Sweat glands produce sweat through a well understood process of secretion and reabsorption of sodium chloride salt. Secretion entails the movement of salt and water from sweat gland cells and into the sweat duct. Reabsorption occurs in the duct with the movement of salt from the sweat back into sweat duct cells. What remains is sweat, a salt solution with a relatively finely tuned concentration of sodium and chloride.
For normal salt reabsorption to occur, individual ions of sodium and chloride must be taken from the sweat and moved back into cells of the sweat duct. These ions are moved by transporters called ion channels. In the case of sodium, there is a sodium channel; for chloride, there is a chloride channel called CFTR. For sweat to be produced with the proper concentrations of sodium and chloride, sodium channels and chloride channels (CFTRs) must work properly.
In cystic fibrosis, the CFTR chloride channel is defective, and does not allow chloride to be reabsorbed back into sweat duct cells.

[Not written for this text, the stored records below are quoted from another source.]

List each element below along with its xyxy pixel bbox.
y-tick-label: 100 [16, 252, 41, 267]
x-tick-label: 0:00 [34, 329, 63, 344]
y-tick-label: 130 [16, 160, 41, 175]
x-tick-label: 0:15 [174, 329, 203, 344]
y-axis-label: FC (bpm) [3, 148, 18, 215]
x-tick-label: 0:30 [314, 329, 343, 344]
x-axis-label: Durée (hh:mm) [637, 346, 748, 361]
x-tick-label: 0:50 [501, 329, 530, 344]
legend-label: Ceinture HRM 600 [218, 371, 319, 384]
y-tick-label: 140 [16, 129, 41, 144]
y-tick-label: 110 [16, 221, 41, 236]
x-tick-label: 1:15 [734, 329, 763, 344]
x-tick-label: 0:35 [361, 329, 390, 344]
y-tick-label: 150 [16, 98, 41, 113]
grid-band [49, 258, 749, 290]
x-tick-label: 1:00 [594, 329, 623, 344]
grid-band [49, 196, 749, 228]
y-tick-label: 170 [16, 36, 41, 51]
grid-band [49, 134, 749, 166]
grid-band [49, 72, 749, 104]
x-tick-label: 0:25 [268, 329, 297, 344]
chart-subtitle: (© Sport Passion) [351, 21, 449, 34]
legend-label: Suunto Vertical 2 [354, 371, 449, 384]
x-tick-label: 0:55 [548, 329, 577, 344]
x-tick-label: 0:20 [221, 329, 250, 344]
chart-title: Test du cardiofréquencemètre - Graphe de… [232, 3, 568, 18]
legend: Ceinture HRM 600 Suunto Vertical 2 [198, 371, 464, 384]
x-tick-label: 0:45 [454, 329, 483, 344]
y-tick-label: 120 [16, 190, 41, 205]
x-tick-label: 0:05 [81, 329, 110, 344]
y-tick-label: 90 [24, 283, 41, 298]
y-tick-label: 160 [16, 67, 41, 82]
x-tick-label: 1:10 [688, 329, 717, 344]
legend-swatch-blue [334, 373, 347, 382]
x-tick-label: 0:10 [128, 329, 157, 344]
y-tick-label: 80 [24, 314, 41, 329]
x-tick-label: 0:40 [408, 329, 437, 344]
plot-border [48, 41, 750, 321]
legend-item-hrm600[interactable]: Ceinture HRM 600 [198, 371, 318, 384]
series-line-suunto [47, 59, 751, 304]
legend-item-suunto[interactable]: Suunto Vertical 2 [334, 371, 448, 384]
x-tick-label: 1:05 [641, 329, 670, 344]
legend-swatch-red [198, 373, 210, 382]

Consequently, more chloride stays in the duct, and more chloride remains in the sweat. The concentration of chloride in sweat is therefore elevated in individuals with cystic fibrosis.
The concentration of sodium in sweat is also elevated in cystic fibrosis. Unlike CFTR chloride channels, sodium channels behave perfectly normally in cystic fibrosis. The elevation in sodium concentration comes from the electrical charge of retained chloride trapping sodium in the sweat duct, preventing its reabsorption. Chloride carries a negative charge, while sodium's charge is positive; the opposing charges ensure that sodium and chloride attract one another. The extra chloride ions retained in the sweat duct produce a negative charge inside the duct and therefore attract sodium ions. The final result is that both sodium and chloride concentrations are elevated in individuals with cystic fibrosis.
The test site is carefully cleaned and dried, then a piece of preweighed filter paper is placed over the test site and covered with paraffin to prevent evaporation. Specialized collection devices may also be used. Sweat is collected for 30 minutes. The filter paper is retrieved and weighed to determine the weight of sweat collected. Several laboratory methods are then used to determine the sodium and chloride concentrations.